For some equations, we can factorise in a special form known as the difference of two squares.

When an expression contains two terms which are both perfect squares, we can factorise in a special way. This is called the **difference of two squares**.

Have a go at expanding and simplifying $(x - 6)(x + 6)$

Notice here that when you multiply out the brackets, the $x$ terms cancel each other out.

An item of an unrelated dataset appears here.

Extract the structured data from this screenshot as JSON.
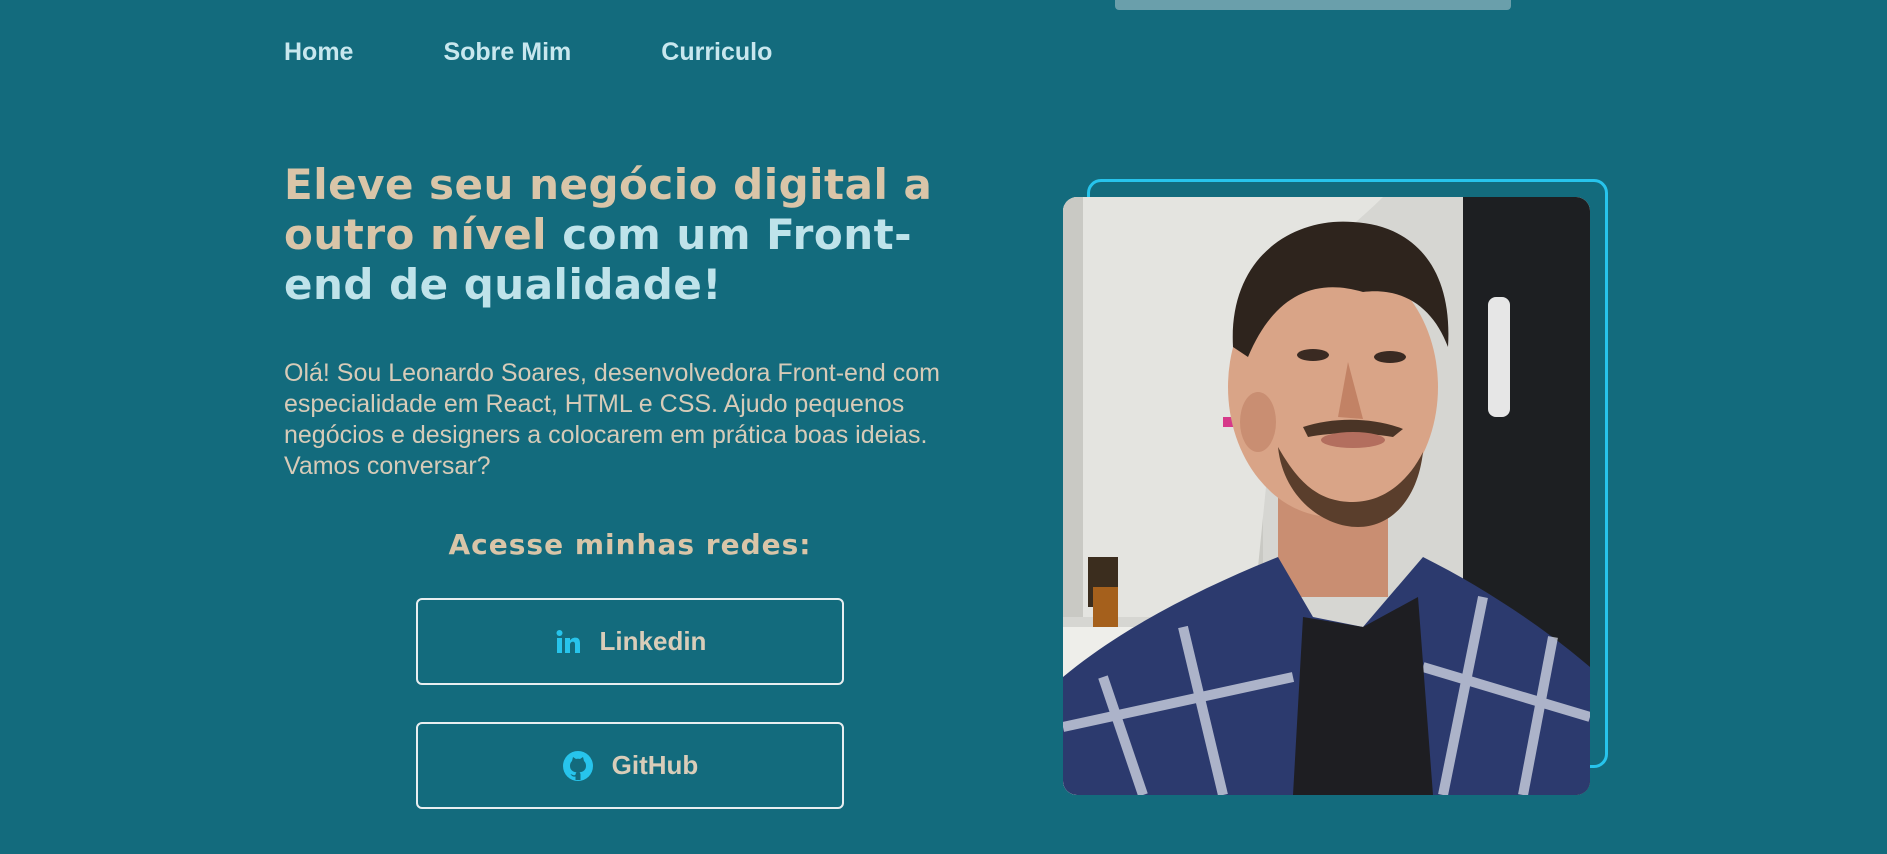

$(x+6)(x-6)\space \rightarrow \space x^2+{\cancel{6x}}-{\cancel{6x}}-36$

This is known as the **difference of two squares**, which can be generalised as:

$x^2 - a^2 \rightarrow (x - a)(x + a)$

For example:

$x^2 - 36 = (x-6)(x+6)$

Let's try factorising $x^2+100$

Is 100 a square number? (Yes or No)

100 is square, so we can factorise as the difference of two squares

Therefore, we can look to factorise in the form $(x+a)(x-a)$.

What is $\sqrt{100}$?

$\sqrt{100}=10$

To finish factorising as the difference of two squares, we can put this in brackets alongside $x$.

What is $x^2+100$ factorised as the difference of two squares?

The factorisation is $\left(x+10\right)\left(x-10\right)$

Let's multiply out of the brackets to check this is correct.$\left(x+10\right)\left(x-10\right)=x^2+{\cancel{10x}}-\cancel{10x}+100$

Nice!

The brackets multiply to generate the same equation as the one we started with. Therefore, it is correct!

Try factorising $x^2 - 49$

Factorise$x^2 - 81$

Factorising can also be a little harder when the coefficient of $x^2$ is greater than 1.

Try factorising the following equation: $3x^2+14x+8$

First, find the factors of the $x^2$ coefficient

The coefficient of $x^2$ is $3$. 3 is **prime**, and therefore the only factors are itself and 1.

There are only two factors of 3

Therefore, the brackets become $(3x + a)(x + b)$

Now we need to fill in $(3x+..)(x+..)$

We need a pair of factors which multiply, together with the $x$ coefficients $3$ and $1$, to make 8.

Find the factors of 8

$1 \times 8=8$ and $2 \times 4=8$

Which factors also add to make $14x$?

$({\color{#21affb}3x} + 2)(x + {\color{#21affb}4}) \space \rightarrow \space 12x$ and $(3x + {\color{#21affb}2})({\color{#21affb}x}+4) \space \rightarrow \space 2x$

The factors are $2$ and $4$

Therefore, our factorisation is $(3x+2)(x+4)$

Multiply out the brackets to check

$(3x + 2)(x + 4) = 3x^2+14x+8$

What is the factorisation of $5x^2+15x+10$?